You will have nothing to wear. Forget cute clothes, or even borderline acceptable clothes; everything in your closet will suddenly morph into the seasonally inappropriate concoctions of a social suicide mission.

You’ll forget something. You’ll be halfway to class when you realize you forgot something vitally important, like your calculator, or your right hand. It’s at this point that you will have a difficult decision to make: go back and risk being late, or trek onward and try to do without.

You’ll be late. It doesn’t matter if you went back or continued to trek; you will be late, and the sooner you accept your role as the obligatory disheveled mess who bursts through the doorway ten minutes after the bell, the better off you’ll be.

You will not have a #2 pencil. This will suddenly become a life-or-death matter upon which rests the fate of the entire world. You won’t have a #2 pencil, or you’ll have a no-name brand of mechanical pencil that doesn’t specify whether it’s a #2. You’ll ask the people around you, and they will not have any extras. They will, however, be happy to offer you some obscure mechanical pencil that may or may not be of the #2 variety. So that’s generous.

You’ll sit next to that person who knows everything. While you’re feverishly looking for a single answerable question, the guy next to you will be engaged in some serious rapid-fire page-flipping as he somehow answers twenty questions simultaneously.

You will forget everything. All those hours you spent slaving over the textbook will suddenly mean nothing. Your mind will go blank. You will realize that knowledge of shih tzu puppies, Benedict Cumberbatch, and Glee are occupying space in your brain that could otherwise have been occupied by exam material. Nothing on the exam will look familiar; in fact, the questions will look like Egyptian hieroglyphics. You might as well go right ahead and punch yourself in the face to bring it all home.

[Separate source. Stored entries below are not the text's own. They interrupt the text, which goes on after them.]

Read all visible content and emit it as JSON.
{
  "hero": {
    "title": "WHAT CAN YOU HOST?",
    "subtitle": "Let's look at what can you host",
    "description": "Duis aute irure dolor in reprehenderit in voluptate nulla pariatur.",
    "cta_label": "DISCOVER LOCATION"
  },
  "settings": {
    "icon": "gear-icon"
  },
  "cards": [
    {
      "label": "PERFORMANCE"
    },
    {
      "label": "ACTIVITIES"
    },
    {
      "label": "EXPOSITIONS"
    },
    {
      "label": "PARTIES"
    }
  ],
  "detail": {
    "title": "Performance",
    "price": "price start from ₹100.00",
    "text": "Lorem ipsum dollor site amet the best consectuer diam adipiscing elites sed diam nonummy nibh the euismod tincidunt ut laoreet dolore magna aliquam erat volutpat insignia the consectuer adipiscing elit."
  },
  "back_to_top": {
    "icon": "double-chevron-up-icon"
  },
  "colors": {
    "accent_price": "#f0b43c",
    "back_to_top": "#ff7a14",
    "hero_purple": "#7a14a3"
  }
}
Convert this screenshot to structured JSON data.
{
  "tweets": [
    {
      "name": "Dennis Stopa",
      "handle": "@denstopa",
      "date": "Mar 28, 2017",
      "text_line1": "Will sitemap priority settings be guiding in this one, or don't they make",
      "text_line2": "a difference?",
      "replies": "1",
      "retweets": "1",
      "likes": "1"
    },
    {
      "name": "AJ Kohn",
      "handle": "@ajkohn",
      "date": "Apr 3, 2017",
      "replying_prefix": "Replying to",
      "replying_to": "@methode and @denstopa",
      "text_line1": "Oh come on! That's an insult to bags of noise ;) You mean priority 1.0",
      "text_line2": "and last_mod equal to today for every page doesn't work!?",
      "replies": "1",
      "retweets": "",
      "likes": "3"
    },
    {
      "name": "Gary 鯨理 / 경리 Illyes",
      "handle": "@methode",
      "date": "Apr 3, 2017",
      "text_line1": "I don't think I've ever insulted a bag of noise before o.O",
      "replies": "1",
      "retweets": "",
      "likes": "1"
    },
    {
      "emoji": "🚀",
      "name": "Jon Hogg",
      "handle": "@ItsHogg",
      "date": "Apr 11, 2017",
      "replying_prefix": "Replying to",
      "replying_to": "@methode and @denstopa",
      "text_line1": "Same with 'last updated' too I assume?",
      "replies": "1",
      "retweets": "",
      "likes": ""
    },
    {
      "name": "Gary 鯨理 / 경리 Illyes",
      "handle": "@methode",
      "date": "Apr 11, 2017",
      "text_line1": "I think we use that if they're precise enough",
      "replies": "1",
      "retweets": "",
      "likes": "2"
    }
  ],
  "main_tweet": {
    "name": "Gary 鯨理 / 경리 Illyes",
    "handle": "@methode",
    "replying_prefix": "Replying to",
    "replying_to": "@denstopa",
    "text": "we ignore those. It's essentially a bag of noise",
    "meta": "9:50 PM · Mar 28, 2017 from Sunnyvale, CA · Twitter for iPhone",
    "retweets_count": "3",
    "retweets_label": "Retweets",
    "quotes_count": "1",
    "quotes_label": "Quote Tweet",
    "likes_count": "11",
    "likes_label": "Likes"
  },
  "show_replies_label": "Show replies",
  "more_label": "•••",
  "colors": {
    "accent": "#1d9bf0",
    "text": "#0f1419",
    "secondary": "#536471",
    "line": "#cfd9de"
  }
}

The good news here is that, realistically, all of these things probably won't happen to you. At some point in your life, a few of them will. But all of them? At one time? Probably not. And once you're sitting there in class with (hopefully) a #2 pencil in hand, and you look back and realize you managed to get here without falling on your face or spontaneously catching fire, you'll be able to focus on the exam and (hopefully) pass with flying colors.